Corunna celebrates 200 years in the ‘almost capital of Canada’


Blake Ellis/Local Journalism Initiative

If the original intentions for Corunna came to fruition, the town and surrounding Lambton County would look much different today.

The original survey of Corunna had the intention of the community being the future site of the capital of a united Upper and Lower Canada, now Ontario and Quebec.
That’s one of the things which will be celebrated when the community celebrates its 200th anniversary.

Tracy Kingston, the chair of the Corunna 200 Committee, says Lord William Beresford was sent from England to survey and lay out a settlement. He and his survey party first set foot in the area, which would become Corunna in 1823.

It was named after La Corunna, a seaport in northwestern Spain, where a battle of the Napoleonic War took place and his commanding officer Sir John Moore, died in battle.

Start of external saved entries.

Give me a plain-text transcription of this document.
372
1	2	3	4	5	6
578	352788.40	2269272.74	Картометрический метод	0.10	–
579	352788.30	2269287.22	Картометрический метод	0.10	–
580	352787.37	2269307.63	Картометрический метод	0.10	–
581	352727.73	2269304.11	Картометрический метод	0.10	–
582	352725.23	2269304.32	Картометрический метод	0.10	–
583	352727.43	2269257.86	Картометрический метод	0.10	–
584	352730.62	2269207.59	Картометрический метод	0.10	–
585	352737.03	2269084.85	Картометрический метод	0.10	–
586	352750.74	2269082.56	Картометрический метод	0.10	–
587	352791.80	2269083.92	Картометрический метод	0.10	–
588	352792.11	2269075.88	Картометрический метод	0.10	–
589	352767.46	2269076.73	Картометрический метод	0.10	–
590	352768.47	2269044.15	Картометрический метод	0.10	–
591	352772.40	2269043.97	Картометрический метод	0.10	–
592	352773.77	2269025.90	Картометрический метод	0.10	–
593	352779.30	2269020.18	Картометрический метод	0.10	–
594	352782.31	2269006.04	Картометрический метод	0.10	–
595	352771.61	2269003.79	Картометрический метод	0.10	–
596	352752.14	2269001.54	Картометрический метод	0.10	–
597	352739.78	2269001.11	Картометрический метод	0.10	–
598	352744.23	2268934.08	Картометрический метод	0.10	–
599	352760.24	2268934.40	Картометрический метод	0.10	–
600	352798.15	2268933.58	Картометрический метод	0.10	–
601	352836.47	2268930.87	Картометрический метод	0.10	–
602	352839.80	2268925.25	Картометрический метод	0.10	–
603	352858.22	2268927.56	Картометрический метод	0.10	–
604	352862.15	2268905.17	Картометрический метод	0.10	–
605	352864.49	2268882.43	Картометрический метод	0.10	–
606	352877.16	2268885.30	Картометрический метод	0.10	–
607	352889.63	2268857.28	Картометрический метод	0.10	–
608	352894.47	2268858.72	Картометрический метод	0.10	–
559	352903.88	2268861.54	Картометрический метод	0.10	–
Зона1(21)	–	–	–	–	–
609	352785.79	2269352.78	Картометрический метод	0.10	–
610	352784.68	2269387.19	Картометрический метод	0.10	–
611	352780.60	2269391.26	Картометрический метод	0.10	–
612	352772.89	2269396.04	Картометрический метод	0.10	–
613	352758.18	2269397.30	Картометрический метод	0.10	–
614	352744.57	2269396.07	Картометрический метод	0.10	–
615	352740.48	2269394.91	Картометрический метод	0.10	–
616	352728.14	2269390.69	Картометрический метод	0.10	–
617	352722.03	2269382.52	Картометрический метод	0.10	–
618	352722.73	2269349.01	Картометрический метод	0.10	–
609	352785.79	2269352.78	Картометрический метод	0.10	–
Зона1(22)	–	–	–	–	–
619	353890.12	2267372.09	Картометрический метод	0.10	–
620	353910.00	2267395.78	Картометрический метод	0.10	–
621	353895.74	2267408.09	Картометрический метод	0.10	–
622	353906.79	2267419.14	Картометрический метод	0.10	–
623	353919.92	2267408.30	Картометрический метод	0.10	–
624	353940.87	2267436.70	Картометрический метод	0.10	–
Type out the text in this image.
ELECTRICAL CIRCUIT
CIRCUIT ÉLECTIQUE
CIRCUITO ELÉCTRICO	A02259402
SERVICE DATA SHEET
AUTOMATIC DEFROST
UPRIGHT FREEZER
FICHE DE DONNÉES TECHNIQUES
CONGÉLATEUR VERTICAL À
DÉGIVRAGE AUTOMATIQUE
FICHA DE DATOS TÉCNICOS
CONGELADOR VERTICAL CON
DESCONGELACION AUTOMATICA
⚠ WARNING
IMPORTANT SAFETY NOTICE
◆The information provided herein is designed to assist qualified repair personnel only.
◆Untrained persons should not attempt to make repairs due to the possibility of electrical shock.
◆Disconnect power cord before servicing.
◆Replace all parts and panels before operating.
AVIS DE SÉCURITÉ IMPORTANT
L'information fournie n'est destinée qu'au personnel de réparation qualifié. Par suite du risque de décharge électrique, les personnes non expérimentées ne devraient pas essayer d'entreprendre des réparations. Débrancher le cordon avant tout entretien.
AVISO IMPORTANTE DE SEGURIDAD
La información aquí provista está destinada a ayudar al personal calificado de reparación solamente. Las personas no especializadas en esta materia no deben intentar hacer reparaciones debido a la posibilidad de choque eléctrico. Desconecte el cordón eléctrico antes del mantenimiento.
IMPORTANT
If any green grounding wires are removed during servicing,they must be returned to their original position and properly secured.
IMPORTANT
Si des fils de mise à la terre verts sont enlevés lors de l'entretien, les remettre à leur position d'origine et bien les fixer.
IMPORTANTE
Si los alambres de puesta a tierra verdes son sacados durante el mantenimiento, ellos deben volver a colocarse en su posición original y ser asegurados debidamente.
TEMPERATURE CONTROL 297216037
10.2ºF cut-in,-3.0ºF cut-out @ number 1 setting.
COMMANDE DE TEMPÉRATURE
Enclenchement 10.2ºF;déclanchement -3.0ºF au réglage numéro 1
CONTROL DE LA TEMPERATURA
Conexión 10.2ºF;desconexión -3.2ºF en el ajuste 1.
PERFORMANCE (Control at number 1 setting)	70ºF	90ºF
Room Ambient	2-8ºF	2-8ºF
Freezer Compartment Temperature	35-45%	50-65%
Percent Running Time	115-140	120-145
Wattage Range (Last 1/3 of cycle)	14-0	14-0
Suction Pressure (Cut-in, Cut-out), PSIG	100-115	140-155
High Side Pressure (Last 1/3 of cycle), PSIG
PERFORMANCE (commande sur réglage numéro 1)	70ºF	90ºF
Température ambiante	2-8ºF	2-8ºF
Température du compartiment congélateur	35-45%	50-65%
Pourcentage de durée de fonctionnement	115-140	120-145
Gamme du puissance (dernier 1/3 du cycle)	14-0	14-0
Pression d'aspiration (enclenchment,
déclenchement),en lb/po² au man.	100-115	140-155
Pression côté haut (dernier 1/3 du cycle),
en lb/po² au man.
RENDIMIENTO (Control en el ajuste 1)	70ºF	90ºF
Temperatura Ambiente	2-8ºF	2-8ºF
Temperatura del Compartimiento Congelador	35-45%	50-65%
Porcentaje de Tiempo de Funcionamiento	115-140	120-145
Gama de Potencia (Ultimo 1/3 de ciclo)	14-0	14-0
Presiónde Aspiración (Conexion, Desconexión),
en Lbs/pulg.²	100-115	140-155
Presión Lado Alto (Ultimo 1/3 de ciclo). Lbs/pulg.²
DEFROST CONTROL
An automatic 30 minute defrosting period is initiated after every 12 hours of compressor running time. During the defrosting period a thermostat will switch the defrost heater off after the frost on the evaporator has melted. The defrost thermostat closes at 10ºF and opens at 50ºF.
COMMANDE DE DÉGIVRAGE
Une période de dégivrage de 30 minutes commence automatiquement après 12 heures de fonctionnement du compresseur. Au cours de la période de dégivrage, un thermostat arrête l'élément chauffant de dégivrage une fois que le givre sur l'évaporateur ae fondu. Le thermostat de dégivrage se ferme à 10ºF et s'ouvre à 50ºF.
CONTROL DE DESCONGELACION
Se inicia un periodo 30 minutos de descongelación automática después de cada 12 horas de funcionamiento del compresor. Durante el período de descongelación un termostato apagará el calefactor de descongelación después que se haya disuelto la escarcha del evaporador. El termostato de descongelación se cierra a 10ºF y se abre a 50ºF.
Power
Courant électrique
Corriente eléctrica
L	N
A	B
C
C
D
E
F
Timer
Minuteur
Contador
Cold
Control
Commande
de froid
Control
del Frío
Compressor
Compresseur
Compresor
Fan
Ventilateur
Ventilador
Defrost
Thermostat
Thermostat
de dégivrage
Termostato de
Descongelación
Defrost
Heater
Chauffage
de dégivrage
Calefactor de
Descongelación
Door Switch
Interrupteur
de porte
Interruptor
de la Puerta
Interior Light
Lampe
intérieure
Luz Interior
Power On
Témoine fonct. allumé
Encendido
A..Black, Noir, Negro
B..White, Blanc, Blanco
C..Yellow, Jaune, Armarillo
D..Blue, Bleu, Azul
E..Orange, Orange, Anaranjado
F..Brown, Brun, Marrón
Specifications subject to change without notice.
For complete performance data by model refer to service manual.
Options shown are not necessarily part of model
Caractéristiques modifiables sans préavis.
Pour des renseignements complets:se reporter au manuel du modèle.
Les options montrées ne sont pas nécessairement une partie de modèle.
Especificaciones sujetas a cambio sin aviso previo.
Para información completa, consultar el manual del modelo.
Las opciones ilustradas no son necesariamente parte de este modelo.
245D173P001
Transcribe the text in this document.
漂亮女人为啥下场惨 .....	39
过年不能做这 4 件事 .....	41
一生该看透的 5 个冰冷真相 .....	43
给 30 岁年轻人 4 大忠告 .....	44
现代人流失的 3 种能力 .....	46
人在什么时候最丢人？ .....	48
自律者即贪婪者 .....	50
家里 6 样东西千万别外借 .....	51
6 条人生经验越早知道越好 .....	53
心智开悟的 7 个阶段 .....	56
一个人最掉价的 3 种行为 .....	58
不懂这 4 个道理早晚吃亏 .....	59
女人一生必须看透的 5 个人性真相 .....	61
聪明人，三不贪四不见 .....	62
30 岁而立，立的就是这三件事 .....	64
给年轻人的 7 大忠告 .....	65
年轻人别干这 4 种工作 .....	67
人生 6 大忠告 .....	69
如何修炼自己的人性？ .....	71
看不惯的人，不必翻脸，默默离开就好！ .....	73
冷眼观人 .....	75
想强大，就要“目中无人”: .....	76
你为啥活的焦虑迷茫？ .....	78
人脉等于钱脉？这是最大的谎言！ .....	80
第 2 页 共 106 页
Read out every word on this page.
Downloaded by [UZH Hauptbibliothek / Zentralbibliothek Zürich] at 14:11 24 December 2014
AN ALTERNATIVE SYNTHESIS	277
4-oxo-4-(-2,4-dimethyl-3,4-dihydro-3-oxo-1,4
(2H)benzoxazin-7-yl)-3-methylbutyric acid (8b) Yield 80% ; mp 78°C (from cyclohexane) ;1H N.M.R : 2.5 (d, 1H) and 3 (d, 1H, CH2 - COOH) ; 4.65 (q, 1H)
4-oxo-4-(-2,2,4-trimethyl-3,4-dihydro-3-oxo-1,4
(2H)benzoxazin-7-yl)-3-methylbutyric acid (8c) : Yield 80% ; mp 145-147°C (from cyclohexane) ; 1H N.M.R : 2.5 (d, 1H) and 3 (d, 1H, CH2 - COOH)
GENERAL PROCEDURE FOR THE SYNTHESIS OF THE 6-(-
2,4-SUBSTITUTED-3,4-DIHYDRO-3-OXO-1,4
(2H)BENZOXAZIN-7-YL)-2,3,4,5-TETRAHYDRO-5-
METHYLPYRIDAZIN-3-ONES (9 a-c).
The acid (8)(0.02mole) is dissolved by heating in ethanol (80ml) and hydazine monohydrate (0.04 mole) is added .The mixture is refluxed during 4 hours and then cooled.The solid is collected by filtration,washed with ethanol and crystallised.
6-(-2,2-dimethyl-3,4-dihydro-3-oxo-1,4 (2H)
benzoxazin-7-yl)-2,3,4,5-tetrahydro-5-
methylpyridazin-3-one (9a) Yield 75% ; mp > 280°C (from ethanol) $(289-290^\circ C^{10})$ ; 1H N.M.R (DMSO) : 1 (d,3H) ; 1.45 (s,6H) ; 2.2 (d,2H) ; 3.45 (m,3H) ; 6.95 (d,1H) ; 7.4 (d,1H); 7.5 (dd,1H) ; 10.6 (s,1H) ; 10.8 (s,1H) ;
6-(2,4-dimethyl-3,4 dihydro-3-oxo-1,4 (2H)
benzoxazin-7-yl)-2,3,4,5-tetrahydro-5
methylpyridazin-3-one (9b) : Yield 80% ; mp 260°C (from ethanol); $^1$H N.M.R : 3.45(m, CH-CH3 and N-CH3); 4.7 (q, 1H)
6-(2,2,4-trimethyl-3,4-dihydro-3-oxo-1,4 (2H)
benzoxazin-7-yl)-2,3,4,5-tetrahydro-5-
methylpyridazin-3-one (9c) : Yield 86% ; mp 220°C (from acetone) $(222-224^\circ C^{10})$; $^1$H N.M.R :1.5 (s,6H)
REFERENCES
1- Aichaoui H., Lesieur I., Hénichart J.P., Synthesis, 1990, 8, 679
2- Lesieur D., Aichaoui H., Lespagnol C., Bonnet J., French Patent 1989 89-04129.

Kingston first became aware of the original 1823 survey through her work with the St. Clair Heritage Committee. The street grid were diagonal and resembled the Union Jack with a 10 acre St. George’s Square converging in the middle of the survey where the parliament buildings were to be located. The proposed St. George’s Square is where the streets of Hill and Baird now intersect.

Of course, Ottawa became Canada’s capital.

The idea of Corunna becoming the capital was rejected because of the close proximity to the United States and needing more of a central location in the colony, closer to Quebec, but Corunna hopes to revive some of that early excitement when it was thought Corunna could be a possible capital.

In the wake of the decision, Kingston said it took a long time before Corunna was actually settled.

Another survey was conducted in 1836, but it and the original 1823 survey were rejected in favour of another survey in 1837, which is the town layout you see today.

Lots were put up for sale and the development of Corunna slowly began.
The post office was established in 1852 and soon the village boasted two shoemakers, two harness makers, three blacksmiths, a cabinetmaker, a tinsmith, a gristmill, a shipbuilder, two general stores and several hotels.
Over the years, the community has celebrated its fate as ‘almost Canada’s capital’ including placing a monument at what was King George Square.

The St. Clair Heritage Committee wants to expand on it and a storyboard is being developed on the history of Corunna.

The storyboard has been in development for the past couple of years, says Kingston and this will be a good time to unveil it.

She is looking to May 23, as she plays on the 1823 theme.

It has been 200 years since Beresford set foot on the site, which would become Corunna and the community is looking to mark this occasion with a celebration which being dubbed Almost Canada’s Capital.

A street festival is scheduled for Sept. 23. Even though the committee is still in the planning stage, she said there will be vendors and artisans set up with many family fun activities. There could be a dunk tank or Disney princesses also a part of the day.

She hopes to have Aamjiwnaang First Nation involved. Treaty 29 or the Huron Tract Purchase was signed in 1827, just four years after the original survey of 1823 and the Sept. 23 celebration is also close to the Truth and Reconciliation Day on Sept. 30.